ARTI DAN MAKNA HAQEQAT
Bermula dari pada ma’na yang sebenarnya haqiqat
yang berarti “kebenaran” atau “kenyatan asal”
atau “yang sebenar-benarnya”. Maka bahwa keempat akan ilmu
seperti : Syariat, Thariqat, Haqiqat, dan Ma’rifat.
Tidak bisa dipisahkan antara satu dengan lainnya karena syariat itu terpilin
atau terjalin akan haqiqat dan haqiqat itu terjalin atas syariat.
Kebenaran dalam hidup dan kehidupan, inilah yang dicari
dan ini pula yang dituju.

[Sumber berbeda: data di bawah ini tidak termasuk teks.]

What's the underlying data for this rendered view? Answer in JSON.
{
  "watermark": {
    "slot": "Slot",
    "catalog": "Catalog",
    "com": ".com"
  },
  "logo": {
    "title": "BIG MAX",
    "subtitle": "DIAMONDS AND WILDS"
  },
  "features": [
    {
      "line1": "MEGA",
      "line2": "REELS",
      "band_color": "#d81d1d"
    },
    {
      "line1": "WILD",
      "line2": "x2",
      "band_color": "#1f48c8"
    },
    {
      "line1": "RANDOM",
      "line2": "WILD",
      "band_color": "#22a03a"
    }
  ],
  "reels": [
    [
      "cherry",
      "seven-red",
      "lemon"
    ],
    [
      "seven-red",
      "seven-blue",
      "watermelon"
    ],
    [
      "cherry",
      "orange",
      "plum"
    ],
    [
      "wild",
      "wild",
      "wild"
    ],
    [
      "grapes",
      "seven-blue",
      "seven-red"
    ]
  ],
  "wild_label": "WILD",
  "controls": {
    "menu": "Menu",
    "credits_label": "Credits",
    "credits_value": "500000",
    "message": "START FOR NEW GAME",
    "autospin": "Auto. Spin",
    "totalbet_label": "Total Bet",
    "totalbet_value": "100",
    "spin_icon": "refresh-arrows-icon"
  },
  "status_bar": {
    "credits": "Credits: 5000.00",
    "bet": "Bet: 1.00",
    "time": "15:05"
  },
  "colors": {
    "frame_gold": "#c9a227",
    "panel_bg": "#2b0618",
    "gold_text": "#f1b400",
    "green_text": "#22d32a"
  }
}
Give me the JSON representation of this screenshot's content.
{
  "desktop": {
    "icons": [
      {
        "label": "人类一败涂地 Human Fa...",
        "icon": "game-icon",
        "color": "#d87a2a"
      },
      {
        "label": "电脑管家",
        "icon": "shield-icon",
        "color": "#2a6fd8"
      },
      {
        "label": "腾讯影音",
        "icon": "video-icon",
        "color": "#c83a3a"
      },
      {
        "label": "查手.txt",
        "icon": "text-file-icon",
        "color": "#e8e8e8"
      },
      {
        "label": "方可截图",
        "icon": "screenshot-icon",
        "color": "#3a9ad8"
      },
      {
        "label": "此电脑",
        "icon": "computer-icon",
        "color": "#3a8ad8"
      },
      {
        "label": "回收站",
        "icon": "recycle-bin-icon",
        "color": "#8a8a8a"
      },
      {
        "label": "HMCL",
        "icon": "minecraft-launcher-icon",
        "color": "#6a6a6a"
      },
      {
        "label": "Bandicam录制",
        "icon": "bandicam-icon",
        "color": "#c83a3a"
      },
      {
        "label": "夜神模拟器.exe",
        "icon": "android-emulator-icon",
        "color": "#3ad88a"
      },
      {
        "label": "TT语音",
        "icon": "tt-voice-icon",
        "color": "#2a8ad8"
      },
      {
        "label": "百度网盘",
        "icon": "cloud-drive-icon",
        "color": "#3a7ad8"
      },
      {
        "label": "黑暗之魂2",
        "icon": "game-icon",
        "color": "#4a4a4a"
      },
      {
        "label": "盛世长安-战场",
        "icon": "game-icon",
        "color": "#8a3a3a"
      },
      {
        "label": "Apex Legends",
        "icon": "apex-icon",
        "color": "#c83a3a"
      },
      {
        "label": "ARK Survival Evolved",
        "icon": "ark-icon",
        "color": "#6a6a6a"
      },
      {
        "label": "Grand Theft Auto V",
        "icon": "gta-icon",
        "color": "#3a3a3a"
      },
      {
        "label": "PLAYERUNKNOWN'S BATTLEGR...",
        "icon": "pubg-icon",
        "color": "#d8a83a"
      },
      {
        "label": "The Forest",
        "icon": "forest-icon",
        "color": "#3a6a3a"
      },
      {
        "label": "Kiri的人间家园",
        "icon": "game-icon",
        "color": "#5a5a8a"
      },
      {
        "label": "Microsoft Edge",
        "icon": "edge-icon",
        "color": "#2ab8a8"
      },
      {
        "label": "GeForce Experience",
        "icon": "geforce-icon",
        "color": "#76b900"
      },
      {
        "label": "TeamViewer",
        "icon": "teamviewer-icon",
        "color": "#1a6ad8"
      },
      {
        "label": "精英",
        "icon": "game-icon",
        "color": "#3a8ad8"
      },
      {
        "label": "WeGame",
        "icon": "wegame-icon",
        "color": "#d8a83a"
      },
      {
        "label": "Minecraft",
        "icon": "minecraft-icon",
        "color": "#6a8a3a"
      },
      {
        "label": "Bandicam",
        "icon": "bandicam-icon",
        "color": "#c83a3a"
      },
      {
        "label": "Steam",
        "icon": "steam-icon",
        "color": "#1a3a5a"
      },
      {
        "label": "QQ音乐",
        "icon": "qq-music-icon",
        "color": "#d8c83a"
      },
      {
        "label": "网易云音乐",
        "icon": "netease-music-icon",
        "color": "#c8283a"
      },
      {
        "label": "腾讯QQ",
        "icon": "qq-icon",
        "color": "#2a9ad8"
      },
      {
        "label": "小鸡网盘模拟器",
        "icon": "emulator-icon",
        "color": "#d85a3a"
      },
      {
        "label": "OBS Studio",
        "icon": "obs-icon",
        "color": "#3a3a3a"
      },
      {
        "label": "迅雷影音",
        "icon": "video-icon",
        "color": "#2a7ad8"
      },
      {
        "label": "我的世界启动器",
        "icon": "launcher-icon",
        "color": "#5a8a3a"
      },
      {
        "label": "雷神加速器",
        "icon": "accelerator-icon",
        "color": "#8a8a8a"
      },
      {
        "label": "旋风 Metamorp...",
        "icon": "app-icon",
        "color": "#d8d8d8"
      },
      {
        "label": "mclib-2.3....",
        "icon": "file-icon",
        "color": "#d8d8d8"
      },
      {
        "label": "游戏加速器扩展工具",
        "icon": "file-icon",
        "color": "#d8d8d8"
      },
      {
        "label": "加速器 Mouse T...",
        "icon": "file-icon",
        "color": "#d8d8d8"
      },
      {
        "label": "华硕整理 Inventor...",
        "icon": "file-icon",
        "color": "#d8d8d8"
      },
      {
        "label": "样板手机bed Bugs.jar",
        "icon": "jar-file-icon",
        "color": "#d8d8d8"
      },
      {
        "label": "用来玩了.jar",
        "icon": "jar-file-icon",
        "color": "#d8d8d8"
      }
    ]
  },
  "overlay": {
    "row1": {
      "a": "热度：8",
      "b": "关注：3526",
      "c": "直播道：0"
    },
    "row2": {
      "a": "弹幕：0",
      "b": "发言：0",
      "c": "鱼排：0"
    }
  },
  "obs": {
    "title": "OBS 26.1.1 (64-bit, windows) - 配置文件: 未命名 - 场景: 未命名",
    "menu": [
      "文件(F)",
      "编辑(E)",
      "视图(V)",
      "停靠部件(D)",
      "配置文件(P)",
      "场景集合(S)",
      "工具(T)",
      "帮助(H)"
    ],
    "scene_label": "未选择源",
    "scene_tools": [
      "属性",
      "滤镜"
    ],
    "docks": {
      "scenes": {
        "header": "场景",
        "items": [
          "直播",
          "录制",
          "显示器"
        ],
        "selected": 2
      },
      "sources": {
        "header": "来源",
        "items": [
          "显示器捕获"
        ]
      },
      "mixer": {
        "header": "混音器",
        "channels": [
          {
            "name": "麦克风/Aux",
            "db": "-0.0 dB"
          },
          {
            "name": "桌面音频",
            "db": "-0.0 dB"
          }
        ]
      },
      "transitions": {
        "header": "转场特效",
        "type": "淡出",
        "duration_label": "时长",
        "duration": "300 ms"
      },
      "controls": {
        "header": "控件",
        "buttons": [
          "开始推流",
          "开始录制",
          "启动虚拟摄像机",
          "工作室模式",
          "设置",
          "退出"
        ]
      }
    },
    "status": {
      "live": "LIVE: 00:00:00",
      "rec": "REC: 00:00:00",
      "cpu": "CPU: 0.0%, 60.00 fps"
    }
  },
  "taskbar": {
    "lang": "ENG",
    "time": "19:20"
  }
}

Haqiqat dunia, haqiqat isi dunia dan haqiqat diri
yang mengatahui akan kedua itu sesungguhnya dikarenakan rahmat Allaahh Ta’ala, yang
menjadikan akan manusia sebagai fitrah kekhalifahan. Maka dari pada itu
syariat untuk mewujudkan akan amal dan haqiqat mewujudkan
ihwal. Syariat ditujukan kepada manusia untuk melaksanakan ibadah
serta sampai kepadanya akan amar dan
nahi adalah untuk menjelaskan kecintaan dan mendirikan keterangan hukun
dan nyatanya. Sedangkan haqiqat pelaksanaannya dalam khuluk dan
iradaht, hasilnya akan diperoleh mereka yang terpilih daripada hamba-Nya
yang dicintai oleh Allaahh Ta’ala. Maka thariqat adalah latihan untuk
menempatkan diri setingkat demi setingkat lebih tinggi dan lebih dekat
kepada Allaahh Ta’ala.
Perbedaan
thriqat dan haqiqat tiada adanya, bahkan sambung-menyambung antara satu sama lainnya.
Dan kebenaran
itu bukan hanya terlatak akan aqal pikiran dan hati tetapi juga pada
rasa, yakni “rasa jasmani” yang dapat dirasakan dengan rasa
pahit, manis, asam, asin dan sebagainya. Ada yang disebut
rasa-ruhani yang dapat merasakan gembira, sedih, bingung, kecewa, ceria dan
sebagainya. Dan terdapat pula pada diri manusia yang disebut rasa nurani rasa
yang penuh cahaya “rahmatan lil’alaamin”, karunia Allaahh Ta’ala atas
segala keshalihan dan ketekunan didalam ketaatannya kepada Allaahh. Dalam karunia Allaahh ini Para
Arif Billaahh menyebutkannya dengan istilah :
“Amrun
dzauqy” Yaitu, urusan yang paling dalam, lepas dari segala
isyarat dan ‘itibar lalu dengan penuh kerendahan hati berkata kepada atas
rahmat Allaahh Ta’ala.
“Man lam yadzuq
lam yadri”. “Siapa tidak merasa tidak akan mengetahui”.
“Mayyakhruju
baina-syafatain illa isyarat wal ‘itibar”
“Apa yang keluar dari dua bibir adalah hanya sekedar isyarat dan ‘itibar”.
“Apa yang keluar dari dua bibir adalah hanya sekedar isyarat dan ‘itibar”.